Промышленной добыче самородной меди мешают малые залежи ее на горе Кайбын. Где-то около трехсот тысяч тонн. Знаю, потому что довелось работать самому на доразведке месторождения неподалеку от той горы. Поднимался на ее вершину, искал санный след. Не нашел. Тайга, как и вода, быстро прячет следы. Железная руда, золото, фосфориты, медь — не единственное богатство Горной Шории и шорцев. Хватает и других месторождений полезных ископаемых, о которых знают, но до поры до времени помалкивают. А еще же пушнина, лес, тайга, кедрачи и, наконец, кедровые орешки. Геологических отрядов, партий, в том числе и номерных, закрытых, в Шор-тайге неисчислимо — целое геологическое Западно-Сибирское управление работает. Не всем и каждому дозволено ведать, что они ищут, а тем более находят. Вот и Верхкондомская геологическая партия, в которой я обретался, сначала шла по меди, а вышла на золото. Шория, как и вся страна, земля неожиданностей: триста миллионов искателей, и каждому фартило что-нибудь да найти или потерять, в том числе и самого себя. Тайга принимает и прибирает живых и мертвых. Горная Шория очень и очень схожа с Клондайком Джека Лондона во времена золотой лихорадки.
Шорец, проходчик нашего горного отряда, охотился на медведя, а вышел на золото. Такое случалось здесь не впервые. Шорцы по характеру очень схожи с обитающим здесь бурундуком. Такие же все время ищущие, неугомонные, любопытные и доверчивые. По образу жизни — прирожденные охотники. С обостренным знанием и слухом на все подземное и земное, водное и небесное. Деятельные, чующие, слышащие и видящие. Хотя надо признать, что многие из них сегодня не утруждают себя долгими бегами по тайге за зверем, в том числе и за медведем. Последних времен нашествие на тайгу с медведем управилось и без них. К тому же шорцам сегодня заниматься промысловой охотой мешает исконно русская болезнь, к которой у них почти нет иммунитета, — вековой практики старшего брата. Поздно начали — рано заканчивают.

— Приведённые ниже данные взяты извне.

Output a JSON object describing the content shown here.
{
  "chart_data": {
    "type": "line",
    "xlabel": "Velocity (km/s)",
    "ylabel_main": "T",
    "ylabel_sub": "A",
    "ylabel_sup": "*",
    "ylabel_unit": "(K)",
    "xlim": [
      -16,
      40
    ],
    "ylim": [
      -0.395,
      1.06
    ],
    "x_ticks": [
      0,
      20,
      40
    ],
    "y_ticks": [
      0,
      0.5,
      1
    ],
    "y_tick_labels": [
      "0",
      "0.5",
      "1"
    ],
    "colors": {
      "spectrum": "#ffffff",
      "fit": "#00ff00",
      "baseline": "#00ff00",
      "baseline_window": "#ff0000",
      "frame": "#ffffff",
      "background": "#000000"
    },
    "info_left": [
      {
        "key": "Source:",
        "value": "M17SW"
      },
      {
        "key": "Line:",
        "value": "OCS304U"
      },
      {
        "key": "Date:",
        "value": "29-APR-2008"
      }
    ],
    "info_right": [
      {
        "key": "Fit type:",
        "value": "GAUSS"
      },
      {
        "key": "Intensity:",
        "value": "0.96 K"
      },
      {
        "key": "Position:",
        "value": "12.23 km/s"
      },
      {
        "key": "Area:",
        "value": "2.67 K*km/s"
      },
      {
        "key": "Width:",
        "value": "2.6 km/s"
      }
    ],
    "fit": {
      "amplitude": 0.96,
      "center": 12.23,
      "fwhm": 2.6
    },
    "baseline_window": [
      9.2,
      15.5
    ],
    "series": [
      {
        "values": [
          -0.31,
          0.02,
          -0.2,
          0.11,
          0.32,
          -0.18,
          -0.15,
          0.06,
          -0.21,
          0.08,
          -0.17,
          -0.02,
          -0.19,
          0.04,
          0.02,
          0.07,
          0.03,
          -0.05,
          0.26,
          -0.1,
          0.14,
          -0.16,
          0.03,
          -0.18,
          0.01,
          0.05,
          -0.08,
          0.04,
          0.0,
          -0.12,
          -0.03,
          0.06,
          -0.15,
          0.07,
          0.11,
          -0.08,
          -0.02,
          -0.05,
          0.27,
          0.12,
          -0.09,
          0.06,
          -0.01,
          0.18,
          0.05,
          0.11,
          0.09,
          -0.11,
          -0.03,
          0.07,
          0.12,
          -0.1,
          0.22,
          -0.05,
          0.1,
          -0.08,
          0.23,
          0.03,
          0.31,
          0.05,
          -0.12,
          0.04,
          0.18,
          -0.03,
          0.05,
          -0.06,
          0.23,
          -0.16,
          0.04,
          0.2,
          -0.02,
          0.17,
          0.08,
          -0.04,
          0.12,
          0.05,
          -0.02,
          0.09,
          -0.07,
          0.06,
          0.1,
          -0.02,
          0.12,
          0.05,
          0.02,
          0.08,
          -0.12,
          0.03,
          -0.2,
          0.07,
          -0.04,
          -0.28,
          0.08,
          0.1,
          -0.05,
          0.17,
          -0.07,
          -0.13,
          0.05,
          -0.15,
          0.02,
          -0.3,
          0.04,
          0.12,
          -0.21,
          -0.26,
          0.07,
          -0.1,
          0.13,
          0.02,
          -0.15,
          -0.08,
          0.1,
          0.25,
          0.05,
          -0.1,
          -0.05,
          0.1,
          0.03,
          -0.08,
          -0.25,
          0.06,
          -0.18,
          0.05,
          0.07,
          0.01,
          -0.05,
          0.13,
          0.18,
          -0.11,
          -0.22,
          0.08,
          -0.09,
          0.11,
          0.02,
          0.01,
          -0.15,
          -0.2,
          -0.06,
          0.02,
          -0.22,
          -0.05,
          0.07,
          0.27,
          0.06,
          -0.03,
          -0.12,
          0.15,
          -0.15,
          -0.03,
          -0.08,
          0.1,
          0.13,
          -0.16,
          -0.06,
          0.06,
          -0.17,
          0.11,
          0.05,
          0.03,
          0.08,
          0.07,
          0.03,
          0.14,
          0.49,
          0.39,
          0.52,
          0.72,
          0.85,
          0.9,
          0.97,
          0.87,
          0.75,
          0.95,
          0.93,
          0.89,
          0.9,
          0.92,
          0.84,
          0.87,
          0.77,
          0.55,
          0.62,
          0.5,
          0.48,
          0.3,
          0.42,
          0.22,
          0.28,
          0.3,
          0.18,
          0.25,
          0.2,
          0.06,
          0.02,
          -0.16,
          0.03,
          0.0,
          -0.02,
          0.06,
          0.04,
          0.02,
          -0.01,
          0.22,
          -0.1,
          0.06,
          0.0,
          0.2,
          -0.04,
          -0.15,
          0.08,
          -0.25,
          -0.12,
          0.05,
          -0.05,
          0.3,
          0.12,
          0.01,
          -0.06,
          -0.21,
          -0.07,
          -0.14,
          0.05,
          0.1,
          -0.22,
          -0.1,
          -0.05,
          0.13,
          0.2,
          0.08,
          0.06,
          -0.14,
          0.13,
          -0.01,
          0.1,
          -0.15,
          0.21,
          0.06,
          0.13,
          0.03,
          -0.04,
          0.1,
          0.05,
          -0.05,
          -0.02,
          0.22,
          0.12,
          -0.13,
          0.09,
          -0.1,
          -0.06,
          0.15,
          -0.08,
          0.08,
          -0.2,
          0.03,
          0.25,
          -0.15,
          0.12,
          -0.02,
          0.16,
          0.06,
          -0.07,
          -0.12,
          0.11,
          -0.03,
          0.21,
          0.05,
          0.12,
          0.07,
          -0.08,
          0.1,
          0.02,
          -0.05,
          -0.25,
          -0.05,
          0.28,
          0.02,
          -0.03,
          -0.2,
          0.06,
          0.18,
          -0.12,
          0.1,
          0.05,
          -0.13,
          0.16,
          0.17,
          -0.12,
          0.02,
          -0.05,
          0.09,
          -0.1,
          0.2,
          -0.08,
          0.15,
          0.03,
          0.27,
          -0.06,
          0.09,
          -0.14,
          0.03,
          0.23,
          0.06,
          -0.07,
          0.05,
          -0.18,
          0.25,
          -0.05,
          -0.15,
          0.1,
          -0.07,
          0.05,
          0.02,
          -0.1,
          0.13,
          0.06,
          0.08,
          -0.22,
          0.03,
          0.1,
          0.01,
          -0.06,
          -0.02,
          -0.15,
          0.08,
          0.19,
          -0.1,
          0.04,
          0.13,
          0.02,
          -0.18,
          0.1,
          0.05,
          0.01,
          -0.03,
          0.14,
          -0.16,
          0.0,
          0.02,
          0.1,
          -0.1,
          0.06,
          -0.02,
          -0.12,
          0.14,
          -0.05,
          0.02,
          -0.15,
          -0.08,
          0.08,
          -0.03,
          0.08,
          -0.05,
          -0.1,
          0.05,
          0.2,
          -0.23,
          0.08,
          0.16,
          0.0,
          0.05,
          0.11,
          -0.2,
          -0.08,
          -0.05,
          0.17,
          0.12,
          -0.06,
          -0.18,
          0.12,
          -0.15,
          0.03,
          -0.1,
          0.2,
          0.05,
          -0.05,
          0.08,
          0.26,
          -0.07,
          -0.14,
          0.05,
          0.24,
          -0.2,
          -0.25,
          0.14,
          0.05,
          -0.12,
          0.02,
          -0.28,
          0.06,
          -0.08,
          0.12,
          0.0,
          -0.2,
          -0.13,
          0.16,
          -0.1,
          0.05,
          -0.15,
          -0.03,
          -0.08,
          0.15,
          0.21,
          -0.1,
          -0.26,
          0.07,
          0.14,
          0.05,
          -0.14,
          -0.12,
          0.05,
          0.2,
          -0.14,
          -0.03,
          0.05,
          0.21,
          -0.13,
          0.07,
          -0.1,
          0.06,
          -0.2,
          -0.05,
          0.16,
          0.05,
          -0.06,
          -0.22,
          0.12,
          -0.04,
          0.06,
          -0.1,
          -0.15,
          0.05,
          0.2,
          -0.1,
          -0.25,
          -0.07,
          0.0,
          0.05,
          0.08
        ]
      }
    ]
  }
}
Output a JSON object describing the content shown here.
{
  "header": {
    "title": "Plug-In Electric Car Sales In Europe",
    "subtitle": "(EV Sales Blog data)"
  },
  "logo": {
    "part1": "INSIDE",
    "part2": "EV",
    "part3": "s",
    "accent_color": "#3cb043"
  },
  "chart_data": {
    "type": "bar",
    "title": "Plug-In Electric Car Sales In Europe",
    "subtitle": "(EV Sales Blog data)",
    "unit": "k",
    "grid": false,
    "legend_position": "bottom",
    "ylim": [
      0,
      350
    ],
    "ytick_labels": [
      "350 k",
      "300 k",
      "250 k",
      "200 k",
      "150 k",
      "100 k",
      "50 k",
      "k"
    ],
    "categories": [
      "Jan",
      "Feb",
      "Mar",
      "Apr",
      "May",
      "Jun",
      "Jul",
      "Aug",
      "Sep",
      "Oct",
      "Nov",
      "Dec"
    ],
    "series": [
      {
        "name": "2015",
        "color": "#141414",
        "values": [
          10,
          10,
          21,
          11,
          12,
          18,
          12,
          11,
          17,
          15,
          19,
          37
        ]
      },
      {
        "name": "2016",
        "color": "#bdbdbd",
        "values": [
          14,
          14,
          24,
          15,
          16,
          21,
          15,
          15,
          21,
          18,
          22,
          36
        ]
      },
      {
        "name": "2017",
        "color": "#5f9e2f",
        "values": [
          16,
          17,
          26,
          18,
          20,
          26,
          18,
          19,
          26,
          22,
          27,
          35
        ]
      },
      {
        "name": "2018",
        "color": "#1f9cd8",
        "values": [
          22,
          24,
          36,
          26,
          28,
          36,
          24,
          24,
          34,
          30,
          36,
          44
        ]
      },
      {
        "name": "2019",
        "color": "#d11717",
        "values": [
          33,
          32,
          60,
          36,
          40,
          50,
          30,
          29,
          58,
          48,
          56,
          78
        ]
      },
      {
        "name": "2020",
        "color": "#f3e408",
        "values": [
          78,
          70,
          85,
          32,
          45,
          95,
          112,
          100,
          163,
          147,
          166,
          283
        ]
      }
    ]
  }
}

Последнего времени охотники-шорцы, чернорабочие геологии, присматривают бездомного пса, прикармливают его. Зовут и ведут за собой в тайгу к медвежьей тропе. Валят дерево. Вырубают двух-трехметровый, едва подъемный чурбак. Из металлического троса ладят петлю, укрепляют на чурбаке. Убивают собаку и запетляют ее — подарок косолапому. Тут уже необходимо время, чтобы мясо собаки дошло до вонючих, лакомых зверю кондиций.
Медведь идет на запах, рад и не рад халяве. Пожирает падаль, еще не понимая в прямом смысле этого: бесплатный сыр только в западне. Вот и он — в петле и при бревне. И остается ему только неизбежное: бревно на плечо и, как каторжник, в тайгу, к медведице. Но до медведицы ли с таким пихтовым или лиственничным подарком на горбу. Вот так и добыл Егор Тадыгешев своего очередного медведя. По шорской заведенке отхлестал его прутом, молодой березкой: мол, я тебя не трогал. Сам, сам виноват. Сам убился. Жадный, однако. Полез на кедр за шишками, но неловкий, старый, сорвался. Такой большой, тяжелый, грохнулся на землю и сразу помер. А мне тебя, старший брат мой азыг (медведь по-шорски), жалко, жалко.